In the above scene, there are thousands of objects that need to be rendered. In the traditional model, each of them would require a unique draw call from the CPU. However, with the task shader, a list of objects using a single draw call is sent. The task shader then processes this list in parallel and assigns work to the mesh shader (which also works synchronously) after which the scene is sent to the rasterizer for 3D to 2D conversion.
This approach helps reduce the number of CPU draw calls per scene significantly, thereby increasing the level of detail.
Variable Rate Shading
Variable Rate Shading is a technique that lets developers improve in-game performance without having a notable impact on visual fidelity. This is done by reducing the shading rate on a per-pixel basis.
The scene is divided into various regions, depending on a number of factors such as frame to frame variation, motion, type of game, etc and the shading rate is varied for each region. For example, in the above image, the best approach would be to shade the car (blue region) every pixel while the area near the car could be shaded once per four pixels (green), and the road to the left and right could be shaded once per eight pixels (yellow).
The outer regions don’t change much, frame to frame, and the player is mostly focused on the center of the road (and the car). As a result, reducing the shading rate of the outer areas drastically improves performance without having an apparent impact on visual quality. There are three types of VRS:
- Content Adaptive Shading
- Reduces shading rate in regions of slowly changing color.
- Motion Adaptive Shading
- Variably decreases shading rate of moving objects.
- Foveated Rendering
- Reduces shading rate in areas away from the viewer’s focus.

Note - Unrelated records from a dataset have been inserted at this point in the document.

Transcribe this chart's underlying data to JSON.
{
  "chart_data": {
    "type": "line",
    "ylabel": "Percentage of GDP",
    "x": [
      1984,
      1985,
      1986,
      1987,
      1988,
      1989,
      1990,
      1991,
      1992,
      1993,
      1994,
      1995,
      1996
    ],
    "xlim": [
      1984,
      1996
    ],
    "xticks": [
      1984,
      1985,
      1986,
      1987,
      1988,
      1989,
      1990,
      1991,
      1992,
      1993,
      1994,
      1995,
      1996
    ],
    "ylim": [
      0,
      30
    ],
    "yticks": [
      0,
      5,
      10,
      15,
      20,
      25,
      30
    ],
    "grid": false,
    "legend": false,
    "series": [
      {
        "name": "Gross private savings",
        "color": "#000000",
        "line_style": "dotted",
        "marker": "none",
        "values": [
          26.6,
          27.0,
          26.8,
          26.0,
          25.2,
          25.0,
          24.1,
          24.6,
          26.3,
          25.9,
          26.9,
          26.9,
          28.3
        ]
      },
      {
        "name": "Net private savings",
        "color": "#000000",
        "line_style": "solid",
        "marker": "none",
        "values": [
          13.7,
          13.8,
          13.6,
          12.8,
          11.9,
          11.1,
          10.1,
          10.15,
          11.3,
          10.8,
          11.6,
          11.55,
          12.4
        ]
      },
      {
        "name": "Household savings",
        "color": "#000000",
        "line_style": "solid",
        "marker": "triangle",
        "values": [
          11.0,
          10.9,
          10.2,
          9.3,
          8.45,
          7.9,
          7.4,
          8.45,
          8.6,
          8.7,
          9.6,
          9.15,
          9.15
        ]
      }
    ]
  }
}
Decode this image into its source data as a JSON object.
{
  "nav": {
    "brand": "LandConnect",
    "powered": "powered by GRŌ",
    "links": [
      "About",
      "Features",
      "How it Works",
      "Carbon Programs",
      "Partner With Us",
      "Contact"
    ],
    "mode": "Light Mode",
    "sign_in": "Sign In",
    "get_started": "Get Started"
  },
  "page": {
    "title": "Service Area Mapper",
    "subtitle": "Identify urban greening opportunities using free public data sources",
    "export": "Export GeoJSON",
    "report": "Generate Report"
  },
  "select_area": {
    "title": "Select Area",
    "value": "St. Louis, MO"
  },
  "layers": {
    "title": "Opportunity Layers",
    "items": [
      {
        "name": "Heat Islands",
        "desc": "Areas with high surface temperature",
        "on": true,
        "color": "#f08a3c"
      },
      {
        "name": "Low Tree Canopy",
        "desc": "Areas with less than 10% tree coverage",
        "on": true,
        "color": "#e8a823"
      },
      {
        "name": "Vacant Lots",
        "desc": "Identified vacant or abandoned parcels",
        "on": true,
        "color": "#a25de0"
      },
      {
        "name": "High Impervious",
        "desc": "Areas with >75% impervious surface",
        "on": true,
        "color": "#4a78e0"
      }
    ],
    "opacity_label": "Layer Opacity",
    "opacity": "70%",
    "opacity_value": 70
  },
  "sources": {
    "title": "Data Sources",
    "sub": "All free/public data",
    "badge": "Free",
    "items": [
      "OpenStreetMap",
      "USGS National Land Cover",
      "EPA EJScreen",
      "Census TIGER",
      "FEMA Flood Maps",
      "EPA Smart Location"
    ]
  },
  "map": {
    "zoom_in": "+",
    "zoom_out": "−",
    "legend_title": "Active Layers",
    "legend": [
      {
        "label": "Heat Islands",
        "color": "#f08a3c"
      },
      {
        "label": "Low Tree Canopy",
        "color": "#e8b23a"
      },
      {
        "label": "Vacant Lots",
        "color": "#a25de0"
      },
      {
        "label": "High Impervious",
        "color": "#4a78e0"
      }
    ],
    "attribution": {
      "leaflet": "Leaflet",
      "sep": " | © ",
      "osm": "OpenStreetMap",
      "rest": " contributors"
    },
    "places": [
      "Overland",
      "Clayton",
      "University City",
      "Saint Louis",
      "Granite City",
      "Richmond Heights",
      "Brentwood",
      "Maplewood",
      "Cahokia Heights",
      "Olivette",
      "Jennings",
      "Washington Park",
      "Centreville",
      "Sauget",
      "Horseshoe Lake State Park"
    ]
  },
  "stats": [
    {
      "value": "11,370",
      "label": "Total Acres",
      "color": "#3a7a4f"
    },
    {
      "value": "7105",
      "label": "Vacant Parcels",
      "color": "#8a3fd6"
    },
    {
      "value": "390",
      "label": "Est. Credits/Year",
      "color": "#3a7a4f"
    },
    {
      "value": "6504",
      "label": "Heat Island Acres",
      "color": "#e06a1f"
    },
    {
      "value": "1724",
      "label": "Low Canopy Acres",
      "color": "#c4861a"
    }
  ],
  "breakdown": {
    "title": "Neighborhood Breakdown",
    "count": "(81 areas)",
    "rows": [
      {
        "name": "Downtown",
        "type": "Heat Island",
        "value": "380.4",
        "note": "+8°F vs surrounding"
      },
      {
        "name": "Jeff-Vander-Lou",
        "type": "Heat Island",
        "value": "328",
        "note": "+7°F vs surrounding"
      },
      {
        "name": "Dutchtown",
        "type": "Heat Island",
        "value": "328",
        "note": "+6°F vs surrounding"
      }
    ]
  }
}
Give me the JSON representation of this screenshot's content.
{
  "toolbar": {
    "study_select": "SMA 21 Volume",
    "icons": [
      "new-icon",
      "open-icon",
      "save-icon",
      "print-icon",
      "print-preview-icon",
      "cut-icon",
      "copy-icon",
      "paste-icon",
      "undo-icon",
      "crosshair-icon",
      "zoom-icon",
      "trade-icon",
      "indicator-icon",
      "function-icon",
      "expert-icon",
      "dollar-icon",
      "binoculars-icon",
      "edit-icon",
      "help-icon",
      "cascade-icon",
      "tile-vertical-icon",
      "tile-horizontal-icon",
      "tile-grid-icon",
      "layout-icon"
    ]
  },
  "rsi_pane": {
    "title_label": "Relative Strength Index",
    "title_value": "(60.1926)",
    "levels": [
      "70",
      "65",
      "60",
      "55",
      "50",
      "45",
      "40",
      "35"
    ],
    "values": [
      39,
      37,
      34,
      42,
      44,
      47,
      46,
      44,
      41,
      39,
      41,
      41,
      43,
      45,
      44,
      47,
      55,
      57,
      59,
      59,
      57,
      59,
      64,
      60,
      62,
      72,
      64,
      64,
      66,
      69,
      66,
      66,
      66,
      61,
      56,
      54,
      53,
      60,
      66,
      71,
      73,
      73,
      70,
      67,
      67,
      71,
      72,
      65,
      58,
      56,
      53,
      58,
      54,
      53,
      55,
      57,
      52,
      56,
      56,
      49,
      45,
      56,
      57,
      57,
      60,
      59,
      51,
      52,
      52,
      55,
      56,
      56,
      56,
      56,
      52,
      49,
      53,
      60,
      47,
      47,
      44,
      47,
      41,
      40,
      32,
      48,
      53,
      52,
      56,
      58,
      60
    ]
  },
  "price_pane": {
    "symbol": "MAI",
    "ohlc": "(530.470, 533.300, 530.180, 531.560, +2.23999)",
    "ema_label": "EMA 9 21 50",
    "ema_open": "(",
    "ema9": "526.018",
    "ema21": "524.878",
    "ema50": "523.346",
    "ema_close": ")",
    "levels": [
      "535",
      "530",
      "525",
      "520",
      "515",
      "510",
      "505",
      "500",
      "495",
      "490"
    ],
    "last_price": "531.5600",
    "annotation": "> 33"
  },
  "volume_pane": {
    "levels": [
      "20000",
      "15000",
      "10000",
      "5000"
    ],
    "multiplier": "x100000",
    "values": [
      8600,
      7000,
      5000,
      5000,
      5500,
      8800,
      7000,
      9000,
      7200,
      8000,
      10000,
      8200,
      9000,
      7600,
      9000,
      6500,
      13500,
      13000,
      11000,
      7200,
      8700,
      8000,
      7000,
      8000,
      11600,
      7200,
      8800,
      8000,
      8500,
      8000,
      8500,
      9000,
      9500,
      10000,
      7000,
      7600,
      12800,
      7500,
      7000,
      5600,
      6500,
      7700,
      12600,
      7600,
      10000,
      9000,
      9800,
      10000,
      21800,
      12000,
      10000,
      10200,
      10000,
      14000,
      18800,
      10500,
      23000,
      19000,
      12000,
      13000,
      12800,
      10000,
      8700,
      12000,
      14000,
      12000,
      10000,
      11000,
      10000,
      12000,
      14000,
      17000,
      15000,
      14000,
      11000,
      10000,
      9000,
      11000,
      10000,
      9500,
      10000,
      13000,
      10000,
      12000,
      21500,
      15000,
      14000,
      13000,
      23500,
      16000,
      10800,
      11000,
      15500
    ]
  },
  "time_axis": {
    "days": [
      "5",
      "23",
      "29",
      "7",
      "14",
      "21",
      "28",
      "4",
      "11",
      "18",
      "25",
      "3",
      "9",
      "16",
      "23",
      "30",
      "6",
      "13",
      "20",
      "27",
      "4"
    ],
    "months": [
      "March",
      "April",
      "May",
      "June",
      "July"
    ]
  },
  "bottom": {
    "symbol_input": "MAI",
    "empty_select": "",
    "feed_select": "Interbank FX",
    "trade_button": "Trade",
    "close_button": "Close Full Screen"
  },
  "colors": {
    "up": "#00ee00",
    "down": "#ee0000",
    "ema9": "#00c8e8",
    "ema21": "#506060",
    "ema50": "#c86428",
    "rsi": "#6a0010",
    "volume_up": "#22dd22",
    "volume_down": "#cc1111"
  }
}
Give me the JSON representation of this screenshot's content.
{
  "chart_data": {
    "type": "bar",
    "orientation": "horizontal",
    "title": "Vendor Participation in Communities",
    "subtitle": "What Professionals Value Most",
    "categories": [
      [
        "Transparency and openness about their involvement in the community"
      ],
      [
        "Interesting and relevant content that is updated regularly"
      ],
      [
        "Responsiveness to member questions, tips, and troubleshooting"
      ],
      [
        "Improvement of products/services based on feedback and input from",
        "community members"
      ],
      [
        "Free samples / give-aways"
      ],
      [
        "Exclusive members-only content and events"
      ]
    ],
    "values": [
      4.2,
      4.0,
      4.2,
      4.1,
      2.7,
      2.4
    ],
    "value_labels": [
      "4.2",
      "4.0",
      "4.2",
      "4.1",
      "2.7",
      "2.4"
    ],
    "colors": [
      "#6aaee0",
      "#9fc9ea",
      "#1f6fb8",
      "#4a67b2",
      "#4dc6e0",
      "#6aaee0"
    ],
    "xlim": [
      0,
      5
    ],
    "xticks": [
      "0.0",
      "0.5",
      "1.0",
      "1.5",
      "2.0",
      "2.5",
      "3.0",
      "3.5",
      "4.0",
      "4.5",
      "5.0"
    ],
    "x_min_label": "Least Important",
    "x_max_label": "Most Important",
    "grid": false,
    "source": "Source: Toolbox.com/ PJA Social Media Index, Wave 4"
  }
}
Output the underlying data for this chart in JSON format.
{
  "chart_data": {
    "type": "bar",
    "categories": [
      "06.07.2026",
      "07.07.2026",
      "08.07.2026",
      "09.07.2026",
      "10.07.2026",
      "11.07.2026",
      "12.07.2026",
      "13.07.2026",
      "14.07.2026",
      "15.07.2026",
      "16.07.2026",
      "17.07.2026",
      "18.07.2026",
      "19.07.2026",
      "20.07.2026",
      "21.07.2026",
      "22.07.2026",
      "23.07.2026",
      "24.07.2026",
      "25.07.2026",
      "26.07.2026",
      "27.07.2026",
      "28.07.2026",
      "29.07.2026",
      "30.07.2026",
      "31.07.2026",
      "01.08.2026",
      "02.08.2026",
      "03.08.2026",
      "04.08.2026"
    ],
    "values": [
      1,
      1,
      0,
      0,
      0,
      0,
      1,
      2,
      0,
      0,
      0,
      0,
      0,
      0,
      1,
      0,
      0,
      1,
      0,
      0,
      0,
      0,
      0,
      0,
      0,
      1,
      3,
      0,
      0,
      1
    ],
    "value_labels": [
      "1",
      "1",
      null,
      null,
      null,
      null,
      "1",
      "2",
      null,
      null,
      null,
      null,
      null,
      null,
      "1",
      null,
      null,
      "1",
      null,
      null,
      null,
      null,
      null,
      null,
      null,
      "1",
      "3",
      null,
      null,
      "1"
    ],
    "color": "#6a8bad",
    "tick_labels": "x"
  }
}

HEVC Encode, NVLink and Virtual Link
For streamers, Turing had a big surprise. The Turing video encoder allows 4K streaming while exceeding the quality of the X264 encoder. 8K 30FPS HDR support is another sweet addition.
Two more features that come with Turing are Virtual Link and NVLink SLI. The former combines the different cables needed to connect your GPU to a VR headset into one while the latter improves SLI performance by leveraging the high bandwidth of the NVLink interface.
VirtualLink supports up to four lanes of High Bit Rate 3 (HBR3) DisplayPort along with the SuperSpeed USB 3 link to the headset for motion tracking. In comparison, USB-C only supports four lanes of HBR3 DisplayPort or two lanes of HBR3 DisplayPort + two lanes SuperSpeed USB 3.
NVLink is another attempt to resurrect a dying technology. AFR based multi-GPU rendering rarely works. Just increasing the bandwidth won’t fix that. In today’s games, temporal filtering is essential and the hard fact is that it’s just not compatible with AFR (Alternate Frame Rendering). Till a new rendering technology for SLI is developed (DirectX 12’s perhaps?), multi-GPU systems are a moot point.